Independence Day

Old State House, Boston, July 4, 2013 -- Reading the Declaration of Independence

Old State House, Boston, July 4, 2013 — A reading of the Declaration of Independence (Photo: DY)

I know that many readers find their way to this blog because they’re facing difficult, sometimes horrible situations at work. I’m not a professional counselor, but I also know that it’s possible to feel very trapped in such situations, and getting unstuck can seem like an insurmountable challenge.

Here in the States it’s our Independence Day, marking America’s 1776 proclamation of separation from British rule. For those who are feeling stuck in place, let me use this occasion to encourage you to do at least one thing every day that moves you in a better direction.

Do something, anything, so long as it is healthy rather than self-destructive and more freeing than constraining. The path toward something better may start with tiny steps or huge leaps, but going forward you must.

At least one thing, every day. It starts to add up, and while there are no guarantees, it may lead you to something much better.

***

Personal note: I took the photo this morning. After 19 years in Boston, I figured it was time to partake in at least one of the July 4 historic observances. I learned today that the actual first reading of the Declaration of Independence in Boston did not occur until July 18, 1776. It took two weeks for a rider to deliver a copy to Boston and for local leaders to organize a formal presentation to the public at this very site.

To be honest, standing in the increasingly hot sun and listening to a reading of the complete Declaration, with its long list of grievances against the Crown, is not something I’d want to do every year. But today I imagined what it was like to be there in 1776, listening to the same document being presented, perhaps standing right where I’m standing. Pretty neat stuff.

2 responses

  1. Your story compelled me to get my sister’s book out “The Bolyard Story: Ancestors and Decendants of Stephen Bolyard Preston County, West Virginia, Pioneer. She wrote it mainly for my children and their descendents. She had enough copies printed for family and a few others she donated to libraries or sells for $12.00. (printing cost). It is wonderfully researched and written. It is written in story form about our ancestors who served in the Revolutionary and Civil wars. My maiden name is Bolyard.

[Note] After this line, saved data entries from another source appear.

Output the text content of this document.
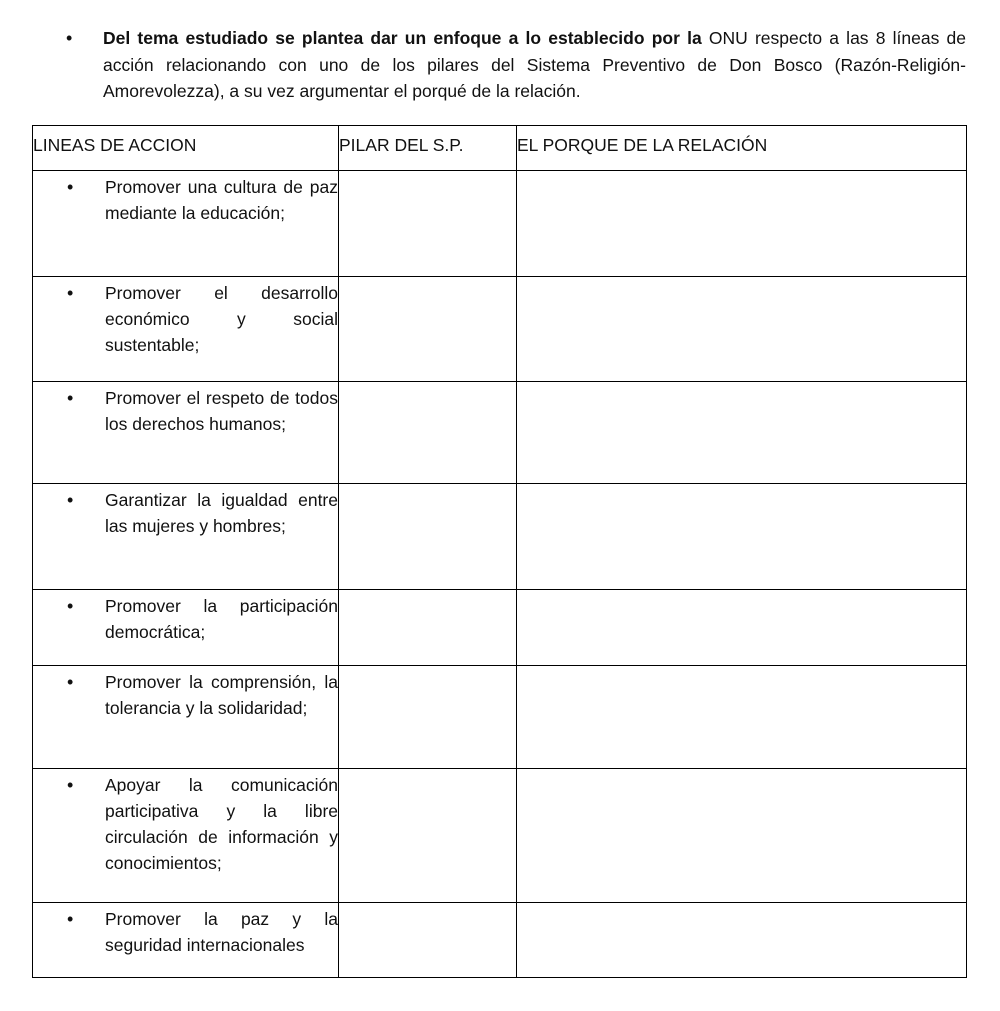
• Del tema estudiado se plantea dar un enfoque a lo establecido por la ONU respecto a las 8 líneas de acción relacionando con uno de los pilares del Sistema Preventivo de Don Bosco (Razón-Religión-Amorevolezza), a su vez argumentar el porqué de la relación.
LINEAS DE ACCION	PILAR DEL S.P.	EL PORQUE DE LA RELACIÓN

• Promover una cultura de paz mediante la educación;		

• Promover el desarrollo económico y social sustentable;		

• Promover el respeto de todos los derechos humanos;		

• Garantizar la igualdad entre las mujeres y hombres;		

• Promover la participación democrática;		

• Promover la comprensión, la tolerancia y la solidaridad;		

• Apoyar la comunicación participativa y la libre circulación de información y conocimientos;		

• Promover la paz y la seguridad internacionales		
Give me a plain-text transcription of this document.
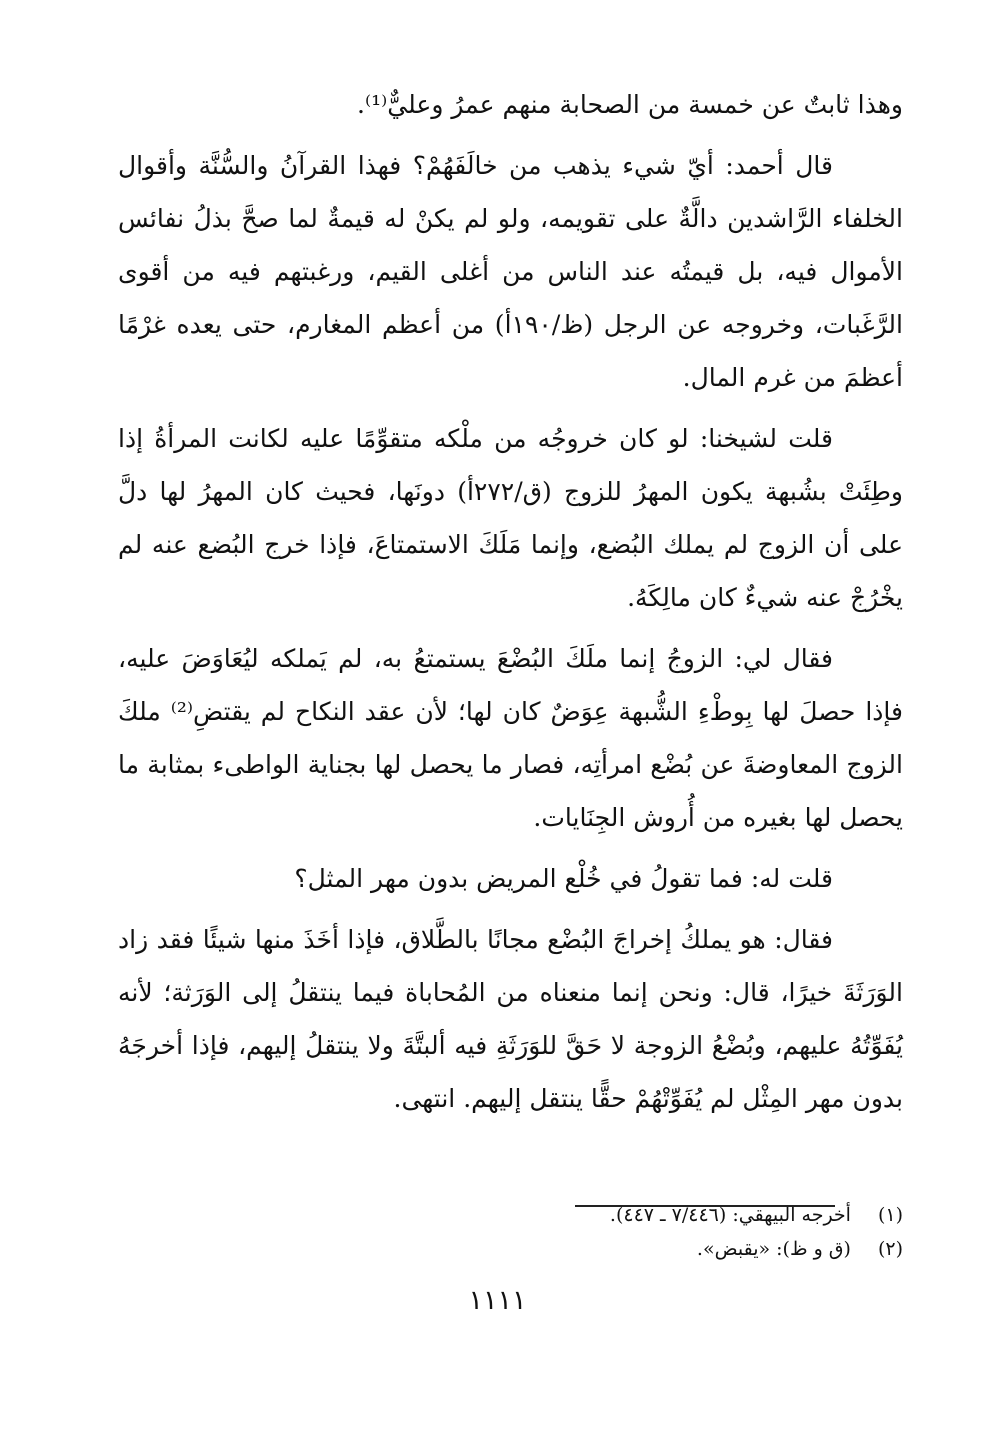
وهذا ثابتٌ عن خمسة من الصحابة منهم عمرُ وعليٌّ⁽¹⁾.

قال أحمد: أيّ شيء يذهب من خالَفَهُمْ؟ فهذا القرآنُ والسُّنَّة وأقوال الخلفاء الرَّاشدين دالَّةٌ على تقويمه، ولو لم يكنْ له قيمةٌ لما صحَّ بذلُ نفائس الأموال فيه، بل قيمتُه عند الناس من أغلى القيم، ورغبتهم فيه من أقوى الرَّغَبات، وخروجه عن الرجل (ظ/١٩٠أ) من أعظم المغارم، حتى يعده غرْمًا أعظمَ من غرم المال.

قلت لشيخنا: لو كان خروجُه من ملْكه متقوِّمًا عليه لكانت المرأةُ إذا وطِئَتْ بشُبهة يكون المهرُ للزوج (ق/٢٧٢أ) دونَها، فحيث كان المهرُ لها دلَّ على أن الزوج لم يملك البُضع، وإنما مَلَكَ الاستمتاعَ، فإذا خرج البُضع عنه لم يخْرُجْ عنه شيءٌ كان مالِكَهُ.

فقال لي: الزوجُ إنما ملَكَ البُضْعَ يستمتعُ به، لم يَملكه ليُعَاوَضَ عليه، فإذا حصلَ لها بِوطْءِ الشُّبهة عِوَضٌ كان لها؛ لأن عقد النكاح لم يقتضِ⁽²⁾ ملكَ الزوج المعاوضةَ عن بُضْع امرأتِه، فصار ما يحصل لها بجناية الواطىء بمثابة ما يحصل لها بغيره من أُروش الجِنَايات.

قلت له: فما تقولُ في خُلْع المريض بدون مهر المثل؟

فقال: هو يملكُ إخراجَ البُضْع مجانًا بالطَّلاق، فإذا أخَذَ منها شيئًا فقد زاد الوَرَثَةَ خيرًا، قال: ونحن إنما منعناه من المُحاباة فيما ينتقلُ إلى الوَرَثة؛ لأنه يُفَوِّتُهُ عليهم، وبُضْعُ الزوجة لا حَقَّ للوَرَثَةِ فيه ألبتَّةَ ولا ينتقلُ إليهم، فإذا أخرجَهُ بدون مهر المِثْل لم يُفَوِّتْهُمْ حقًّا ينتقل إليهم. انتهى.

(١) أخرجه البيهقي: (٧/٤٤٦ ـ ٤٤٧).
(٢) (ق و ظ): «يقبض».
١١١١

    I will get to the point and then go back to how we are related to Stephen Balliet (the name was later changed to Bolyard).

    excerpt from Sharon Smith’s book (my sister):
    “As an officer in the Northampton County militia, Stephen Balliet had a role in a significant historical event that took place on July 8, 1776, in Easton, county seat of Northampton County. Easton was selected as one of the three places, along with Philadelphia and Trenton, for the first public reading of the Declaration of Independence which had been adopted four days earlier. Lt. Colonel Stephen Ballet and other field officers in the Northhampton County militia were among the select group gathered at the entrance of the county courthouse which stood in the Grand Square. According to family tradition, Lt. Colonel Stephan carried one of the original copies of the Declaration of Independence to Easton for the reading.”

    The Balliet’s immigrated from the Alsace-Lorraine region of France during the Hugeunot exodus. My father, Junior Bolyard who served in WWII, was the son of Alvie Bolyard, Alvie’s grandfather was Henry Preston Bolyard, son of Stephen Bolyard son of Joseph Balliet, who was one of the first ancestors to immigrate to America.

    This is a long comment but thought you might find it interesting.